Au début d’avril, le milliardaire américain expliquait justement qu’il fallait faire attention, dans le cadre du développement d’un vaccin en vitesse accélérée comme celui du Covid-19, aux effets secondaires, qui statistiquement, si l’on vaccine plusieurs milliards de personnes, peuvent affecter des centaines de milliers d’entre elles.
- De rares cas de poliomyélites liées (indirectement) à la vaccination
La paralysie est l’une des complications possibles de la poliomyélite, maladie en voie d’éradication. Dans certaines situations très spécifiques, la politique de vaccination a paradoxalement pu mener à l’apparition de nouveaux cas.

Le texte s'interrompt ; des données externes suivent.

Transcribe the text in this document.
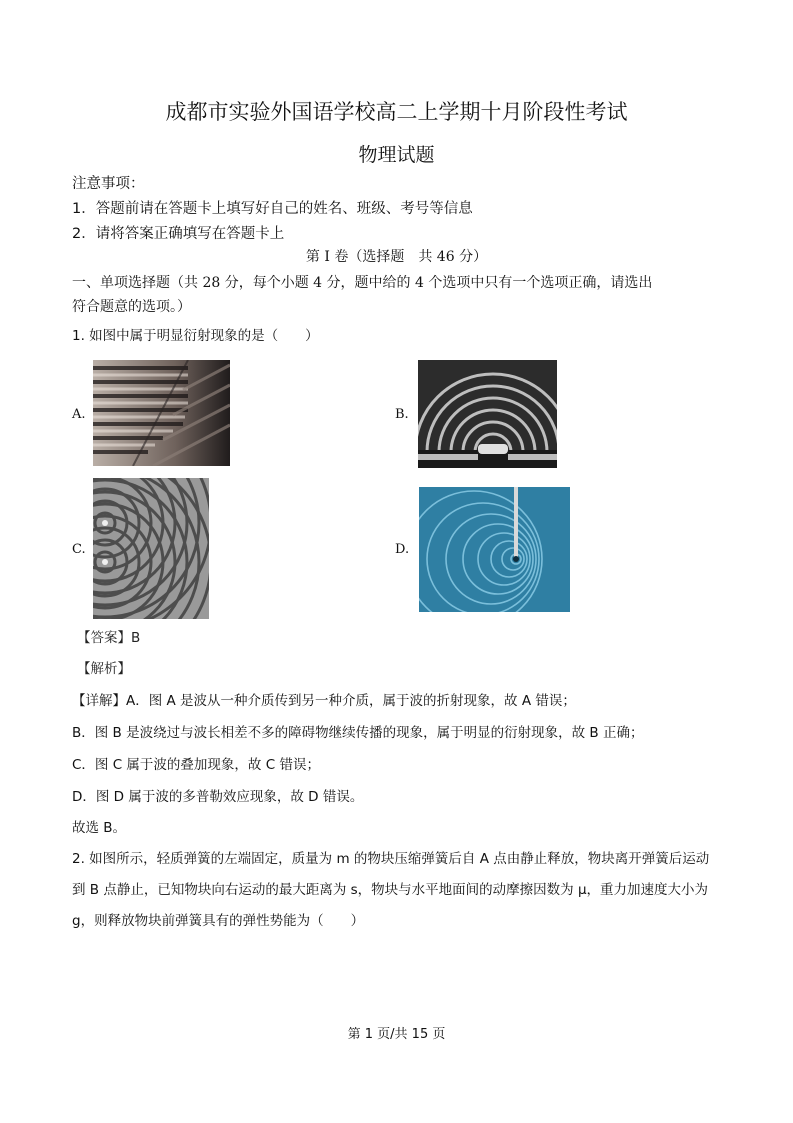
成都市实验外国语学校高二上学期十月阶段性考试
物理试题
注意事项：
1．答题前请在答题卡上填写好自己的姓名、班级、考号等信息
2．请将答案正确填写在答题卡上
第 I 卷（选择题　共 46 分）
一、单项选择题（共 28 分，每个小题 4 分，题中给的 4 个选项中只有一个选项正确，请选出
符合题意的选项。）
1. 如图中属于明显衍射现象的是（　　）
A.	B.
C.	D.
【答案】B
【解析】
【详解】A．图 A 是波从一种介质传到另一种介质，属于波的折射现象，故 A 错误；
B．图 B 是波绕过与波长相差不多的障碍物继续传播的现象，属于明显的衍射现象，故 B 正确；
C．图 C 属于波的叠加现象，故 C 错误；
D．图 D 属于波的多普勒效应现象，故 D 错误。
故选 B。
2. 如图所示，轻质弹簧的左端固定，质量为 m 的物块压缩弹簧后自 A 点由静止释放，物块离开弹簧后运动
到 B 点静止，已知物块向右运动的最大距离为 s，物块与水平地面间的动摩擦因数为 μ，重力加速度大小为
g，则释放物块前弹簧具有的弹性势能为（　　）
第 1 页/共 15 页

Une des explications tient à la coexistence de deux types de vaccins contre la poliomyélite, dont l’un, l’OPV (pour « vaccin polio oral »), moins cher et plus facile à administrer, contient une souche atténuée et non inactivée du virus. Or la souche, expulsée du corps dans les excréments après la vaccination, peut se retrouver en contact de l’environnement dans les pays en voie de développement ne disposant pas de système de tout-à-l’égout, muter et redevenir virulente (et donc engendrer des paralysies).
CE QUI EST FAUX
- Une politique qui n’a rien de « génocidaire »

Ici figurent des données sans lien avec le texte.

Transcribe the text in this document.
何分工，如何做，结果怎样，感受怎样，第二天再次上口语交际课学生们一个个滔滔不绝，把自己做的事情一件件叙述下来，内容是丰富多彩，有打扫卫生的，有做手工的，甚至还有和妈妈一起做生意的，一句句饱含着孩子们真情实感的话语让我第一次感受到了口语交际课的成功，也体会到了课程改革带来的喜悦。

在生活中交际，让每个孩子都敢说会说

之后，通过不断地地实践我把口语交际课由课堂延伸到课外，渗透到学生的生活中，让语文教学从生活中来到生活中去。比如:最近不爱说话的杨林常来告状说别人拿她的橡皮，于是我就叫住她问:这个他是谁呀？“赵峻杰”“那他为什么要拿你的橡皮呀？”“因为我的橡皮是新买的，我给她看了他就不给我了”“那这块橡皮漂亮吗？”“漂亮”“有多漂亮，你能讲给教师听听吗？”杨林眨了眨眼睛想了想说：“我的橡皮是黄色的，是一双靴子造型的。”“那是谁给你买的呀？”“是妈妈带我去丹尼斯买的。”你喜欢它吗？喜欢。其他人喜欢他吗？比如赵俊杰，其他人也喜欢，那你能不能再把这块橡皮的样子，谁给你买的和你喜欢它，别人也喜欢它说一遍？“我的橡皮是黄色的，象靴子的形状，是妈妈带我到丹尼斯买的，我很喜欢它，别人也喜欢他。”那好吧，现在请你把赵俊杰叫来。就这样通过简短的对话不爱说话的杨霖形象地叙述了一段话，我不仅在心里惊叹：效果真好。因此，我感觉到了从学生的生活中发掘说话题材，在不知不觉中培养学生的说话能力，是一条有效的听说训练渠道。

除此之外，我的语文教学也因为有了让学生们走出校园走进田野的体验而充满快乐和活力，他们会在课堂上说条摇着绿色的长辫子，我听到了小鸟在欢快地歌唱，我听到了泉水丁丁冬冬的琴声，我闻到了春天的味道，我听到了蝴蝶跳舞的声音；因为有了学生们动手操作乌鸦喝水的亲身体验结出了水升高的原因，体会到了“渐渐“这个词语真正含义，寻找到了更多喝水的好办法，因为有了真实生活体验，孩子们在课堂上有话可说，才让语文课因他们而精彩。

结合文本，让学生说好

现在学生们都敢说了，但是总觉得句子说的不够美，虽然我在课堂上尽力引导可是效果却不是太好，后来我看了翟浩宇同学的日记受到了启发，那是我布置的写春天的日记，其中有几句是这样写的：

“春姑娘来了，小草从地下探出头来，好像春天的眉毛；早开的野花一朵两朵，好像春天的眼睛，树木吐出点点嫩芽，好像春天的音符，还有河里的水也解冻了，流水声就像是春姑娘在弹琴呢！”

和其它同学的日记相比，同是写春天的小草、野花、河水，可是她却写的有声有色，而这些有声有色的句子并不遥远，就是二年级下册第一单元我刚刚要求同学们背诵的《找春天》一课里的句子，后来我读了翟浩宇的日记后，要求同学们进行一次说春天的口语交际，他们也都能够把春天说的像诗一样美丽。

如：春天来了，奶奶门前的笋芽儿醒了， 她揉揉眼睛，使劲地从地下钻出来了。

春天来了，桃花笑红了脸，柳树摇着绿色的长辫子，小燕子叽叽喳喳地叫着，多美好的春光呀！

Bill Gates n’a jamais parlé de réduire la population mondiale, encore moins de tuer qui que ce soit. Les nombreux propos qui lui sont attribués en ce sens ont été déformés ou mal compris. Tout est parti d’une conférence TED à laquelle le philanthrope avait participé en 2010. Bill Gates avait déclaré précisément ceci : « Le monde compte aujourd’hui 6,8 milliards de personnes. On devrait atteindre 9 milliards. Avec de très bons résultats sur les nouveaux vaccins, les soins de santé, le contrôle des naissances, on pourrait le réduire de, peut-être, 10 ou 15 %, mais on gardera un facteur d’augmentation d’environ 1,3. » C’est le facteur d’augmentation, c’est-à-dire la dynamique de croissance de la population, qu’il déclare vouloir réduire, non la population elle-même.